Un evento che intreccia design, letteratura e sensibilità umana.
Un appuntamento che celebra il valore del design come linguaggio capace di dialogare con l’arte, la scrittura e l’impegno sociale.
È con questo spirito che Simonetta Rossi, ideatrice di DesignPuntoZero, ha deciso di ospitare la presentazione del libro “È stata tutta vita” di Valentina Mastroianni, un evento inserito nella rassegna letteraria “Autunno tra le righe”, promossa dall’Amministrazione comunale di Busto Arsizio.
L’incontro, organizzato domenica 5 ottobre, ha registrato il tutto esaurito, a conferma di quanto il design possa essere terreno fertile per costruire connessioni tra mondi diversi: quello del progetto, della parola e della sensibilità sociale. Molti conoscono già la storia di Cesare, il bambino al centro del racconto di Mastroianni, grazie al blog personale della madre — seguito da oltre 400mila persone — che negli anni ha dato voce a una testimonianza di amore e forza straordinaria.


Cesare conviveva con una malattia genetica rara, la neurofibromatosi, che lo aveva reso cieco a soli 18 mesi. Era di Conegliano, ma con la sua famiglia si era trasferito a Genova: la mamma Valentina, il papà Federico, i fratelli Alessandro e Teresa.
Di loro, e della comunità che si è stretta attorno a questa esperienza, parla È stata tutta vita, edito da De Agostini. «Questo libro è un omaggio a Cesare — ha raccontato l’autrice — e, anche se affronta un tema difficile, c’è speranza in ogni pagina. C’è vita. C’è tutto quello che lui ci ha donato».

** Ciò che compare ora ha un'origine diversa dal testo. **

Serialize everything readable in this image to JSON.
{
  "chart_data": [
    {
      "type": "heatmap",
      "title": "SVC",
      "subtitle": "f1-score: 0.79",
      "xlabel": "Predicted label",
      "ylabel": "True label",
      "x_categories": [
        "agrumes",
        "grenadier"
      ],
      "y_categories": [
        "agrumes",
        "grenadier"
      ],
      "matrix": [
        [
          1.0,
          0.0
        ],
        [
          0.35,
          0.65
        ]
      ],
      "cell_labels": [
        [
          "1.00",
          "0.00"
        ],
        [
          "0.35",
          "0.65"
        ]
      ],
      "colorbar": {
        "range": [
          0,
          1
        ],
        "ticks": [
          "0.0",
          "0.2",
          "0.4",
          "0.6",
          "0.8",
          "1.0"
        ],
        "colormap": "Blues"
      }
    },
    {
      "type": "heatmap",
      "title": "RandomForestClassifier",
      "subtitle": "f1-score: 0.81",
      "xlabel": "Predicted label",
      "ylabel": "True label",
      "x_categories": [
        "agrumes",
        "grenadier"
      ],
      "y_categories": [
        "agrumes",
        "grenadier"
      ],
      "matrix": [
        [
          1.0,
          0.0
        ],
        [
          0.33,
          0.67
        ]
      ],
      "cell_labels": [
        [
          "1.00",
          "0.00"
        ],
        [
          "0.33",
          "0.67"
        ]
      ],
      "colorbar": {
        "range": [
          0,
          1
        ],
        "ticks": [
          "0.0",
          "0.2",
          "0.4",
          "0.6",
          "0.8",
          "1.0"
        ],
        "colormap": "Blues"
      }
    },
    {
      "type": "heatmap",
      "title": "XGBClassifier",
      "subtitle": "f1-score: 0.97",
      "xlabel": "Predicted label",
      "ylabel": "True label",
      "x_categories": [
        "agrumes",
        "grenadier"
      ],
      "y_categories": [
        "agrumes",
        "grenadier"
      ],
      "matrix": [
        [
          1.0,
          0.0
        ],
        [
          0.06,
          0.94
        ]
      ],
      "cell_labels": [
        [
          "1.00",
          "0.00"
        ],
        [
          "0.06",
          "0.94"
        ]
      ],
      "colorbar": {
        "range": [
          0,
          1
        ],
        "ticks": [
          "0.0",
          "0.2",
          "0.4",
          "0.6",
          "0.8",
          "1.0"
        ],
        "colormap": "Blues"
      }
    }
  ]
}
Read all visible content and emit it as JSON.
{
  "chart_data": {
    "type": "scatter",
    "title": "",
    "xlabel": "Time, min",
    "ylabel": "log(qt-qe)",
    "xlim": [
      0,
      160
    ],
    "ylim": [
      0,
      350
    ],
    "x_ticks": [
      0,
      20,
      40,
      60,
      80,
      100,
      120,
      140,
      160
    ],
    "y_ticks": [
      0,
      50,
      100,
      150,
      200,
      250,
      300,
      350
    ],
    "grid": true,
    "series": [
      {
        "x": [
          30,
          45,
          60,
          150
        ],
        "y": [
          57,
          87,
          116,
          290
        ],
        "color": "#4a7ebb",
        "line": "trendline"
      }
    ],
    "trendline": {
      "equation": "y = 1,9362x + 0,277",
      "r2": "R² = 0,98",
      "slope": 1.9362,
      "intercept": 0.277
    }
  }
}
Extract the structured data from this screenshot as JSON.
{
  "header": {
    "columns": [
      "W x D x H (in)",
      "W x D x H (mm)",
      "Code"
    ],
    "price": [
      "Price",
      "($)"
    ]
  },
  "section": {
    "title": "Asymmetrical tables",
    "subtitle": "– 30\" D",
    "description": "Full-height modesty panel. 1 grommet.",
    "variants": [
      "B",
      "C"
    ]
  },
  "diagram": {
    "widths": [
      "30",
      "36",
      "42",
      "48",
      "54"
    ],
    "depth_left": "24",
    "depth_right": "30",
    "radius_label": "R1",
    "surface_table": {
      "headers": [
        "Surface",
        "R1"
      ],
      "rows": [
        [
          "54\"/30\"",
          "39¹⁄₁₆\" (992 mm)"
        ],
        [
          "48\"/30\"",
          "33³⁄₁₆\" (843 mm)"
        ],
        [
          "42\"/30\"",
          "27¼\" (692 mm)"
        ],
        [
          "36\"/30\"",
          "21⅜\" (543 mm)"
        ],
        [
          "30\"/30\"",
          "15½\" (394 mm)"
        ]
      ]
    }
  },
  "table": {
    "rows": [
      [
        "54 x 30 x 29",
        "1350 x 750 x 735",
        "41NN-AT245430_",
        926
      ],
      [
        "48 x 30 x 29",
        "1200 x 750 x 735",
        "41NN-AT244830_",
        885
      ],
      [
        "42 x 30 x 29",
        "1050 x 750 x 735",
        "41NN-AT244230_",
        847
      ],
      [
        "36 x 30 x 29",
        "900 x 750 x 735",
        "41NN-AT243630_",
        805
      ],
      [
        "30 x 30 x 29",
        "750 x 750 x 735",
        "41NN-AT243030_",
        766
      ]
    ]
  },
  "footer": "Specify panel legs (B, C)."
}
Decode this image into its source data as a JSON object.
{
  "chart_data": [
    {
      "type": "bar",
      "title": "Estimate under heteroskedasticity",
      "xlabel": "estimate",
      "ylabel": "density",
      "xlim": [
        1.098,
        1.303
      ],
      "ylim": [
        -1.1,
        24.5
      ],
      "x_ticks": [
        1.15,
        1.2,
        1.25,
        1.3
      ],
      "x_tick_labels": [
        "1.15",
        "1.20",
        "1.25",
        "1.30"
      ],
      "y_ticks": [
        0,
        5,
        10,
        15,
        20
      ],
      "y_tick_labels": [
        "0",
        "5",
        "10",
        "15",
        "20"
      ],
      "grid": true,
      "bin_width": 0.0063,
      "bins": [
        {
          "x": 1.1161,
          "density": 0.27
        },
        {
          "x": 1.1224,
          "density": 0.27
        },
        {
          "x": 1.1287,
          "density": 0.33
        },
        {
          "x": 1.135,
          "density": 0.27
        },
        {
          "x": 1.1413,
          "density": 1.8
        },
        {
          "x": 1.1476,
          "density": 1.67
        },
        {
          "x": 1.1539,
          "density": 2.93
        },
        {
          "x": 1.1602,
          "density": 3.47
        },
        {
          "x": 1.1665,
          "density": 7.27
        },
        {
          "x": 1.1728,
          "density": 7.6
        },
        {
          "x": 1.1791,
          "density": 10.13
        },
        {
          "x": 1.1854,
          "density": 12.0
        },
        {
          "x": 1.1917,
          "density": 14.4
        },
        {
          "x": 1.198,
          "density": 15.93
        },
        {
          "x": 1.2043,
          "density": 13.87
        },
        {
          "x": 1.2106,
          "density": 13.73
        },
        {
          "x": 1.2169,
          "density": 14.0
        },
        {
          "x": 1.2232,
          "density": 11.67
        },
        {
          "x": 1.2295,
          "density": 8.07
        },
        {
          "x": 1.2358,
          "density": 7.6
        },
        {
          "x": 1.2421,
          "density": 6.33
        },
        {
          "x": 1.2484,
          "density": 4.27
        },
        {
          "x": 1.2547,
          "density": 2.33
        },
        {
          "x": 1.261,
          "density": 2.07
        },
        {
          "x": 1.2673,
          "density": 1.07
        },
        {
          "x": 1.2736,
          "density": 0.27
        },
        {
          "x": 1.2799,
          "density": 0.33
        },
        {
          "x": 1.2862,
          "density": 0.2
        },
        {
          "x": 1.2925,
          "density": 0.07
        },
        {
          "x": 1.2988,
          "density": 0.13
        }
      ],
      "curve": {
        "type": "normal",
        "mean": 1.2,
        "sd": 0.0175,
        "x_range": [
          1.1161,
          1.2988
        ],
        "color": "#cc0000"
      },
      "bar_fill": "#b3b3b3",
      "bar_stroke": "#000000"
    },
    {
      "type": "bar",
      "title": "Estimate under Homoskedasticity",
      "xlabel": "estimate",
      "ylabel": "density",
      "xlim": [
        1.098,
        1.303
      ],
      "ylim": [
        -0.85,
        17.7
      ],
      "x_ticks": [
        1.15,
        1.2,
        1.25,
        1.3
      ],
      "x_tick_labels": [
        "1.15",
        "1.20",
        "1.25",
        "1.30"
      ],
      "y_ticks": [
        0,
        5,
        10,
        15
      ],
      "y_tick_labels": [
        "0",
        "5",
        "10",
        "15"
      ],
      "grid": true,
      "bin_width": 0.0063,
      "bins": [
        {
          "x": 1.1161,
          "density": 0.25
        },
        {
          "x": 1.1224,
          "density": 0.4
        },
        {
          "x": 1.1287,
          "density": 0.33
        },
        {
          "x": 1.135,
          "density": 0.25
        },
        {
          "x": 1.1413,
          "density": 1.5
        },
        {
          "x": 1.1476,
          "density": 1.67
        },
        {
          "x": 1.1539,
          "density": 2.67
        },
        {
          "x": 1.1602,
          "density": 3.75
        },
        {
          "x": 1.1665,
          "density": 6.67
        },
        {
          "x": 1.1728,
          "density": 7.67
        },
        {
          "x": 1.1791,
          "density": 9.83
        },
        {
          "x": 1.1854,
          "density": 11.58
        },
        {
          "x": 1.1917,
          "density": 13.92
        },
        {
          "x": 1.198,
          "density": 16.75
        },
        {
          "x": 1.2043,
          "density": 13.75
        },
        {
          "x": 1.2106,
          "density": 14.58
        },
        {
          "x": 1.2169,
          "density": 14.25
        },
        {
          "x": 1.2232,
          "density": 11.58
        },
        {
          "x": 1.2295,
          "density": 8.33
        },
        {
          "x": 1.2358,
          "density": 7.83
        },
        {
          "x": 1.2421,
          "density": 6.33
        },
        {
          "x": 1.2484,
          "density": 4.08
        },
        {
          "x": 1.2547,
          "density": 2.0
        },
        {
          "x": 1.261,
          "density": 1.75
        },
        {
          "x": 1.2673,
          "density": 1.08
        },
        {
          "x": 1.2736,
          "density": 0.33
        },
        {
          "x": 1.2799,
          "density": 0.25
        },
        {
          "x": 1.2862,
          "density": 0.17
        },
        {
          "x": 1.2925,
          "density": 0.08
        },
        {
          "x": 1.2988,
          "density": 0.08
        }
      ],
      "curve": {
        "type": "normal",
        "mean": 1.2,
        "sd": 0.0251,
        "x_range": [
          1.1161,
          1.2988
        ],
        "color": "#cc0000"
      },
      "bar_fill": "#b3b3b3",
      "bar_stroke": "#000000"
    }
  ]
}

Il dialogo con Mastroianni, condotto con sensibilità dalla giornalista de La Prealpina Sara Magnoli, ha intrecciato emozione e riflessione, restituendo al pubblico un racconto autentico di coraggio, perdita e rinascita.
L’atmosfera del Kong, con le sue luci calde, le texture materiche e l’allestimento curato nei dettagli, ha amplificato il valore del momento.
Un incontro che ha lasciato un segno profondo, ricordando che il design non è solo forma o funzione, ma dialogo, emozione e visione: un linguaggio universale capace di dare voce ai pensieri e forma alle storie.


Il concept store DesignPuntoZero, ideato dall’architetto Simonetta Rossi, si conferma così non solo come spazio di ricerca estetica, ma anche come luogo dove le idee si incontrano, dove la bellezza si intreccia al valore umano e dove il design diventa strumento di connessione sociale.
A curare l’organizzazione e il coordinamento della serata è stata Eva Alice Rossi.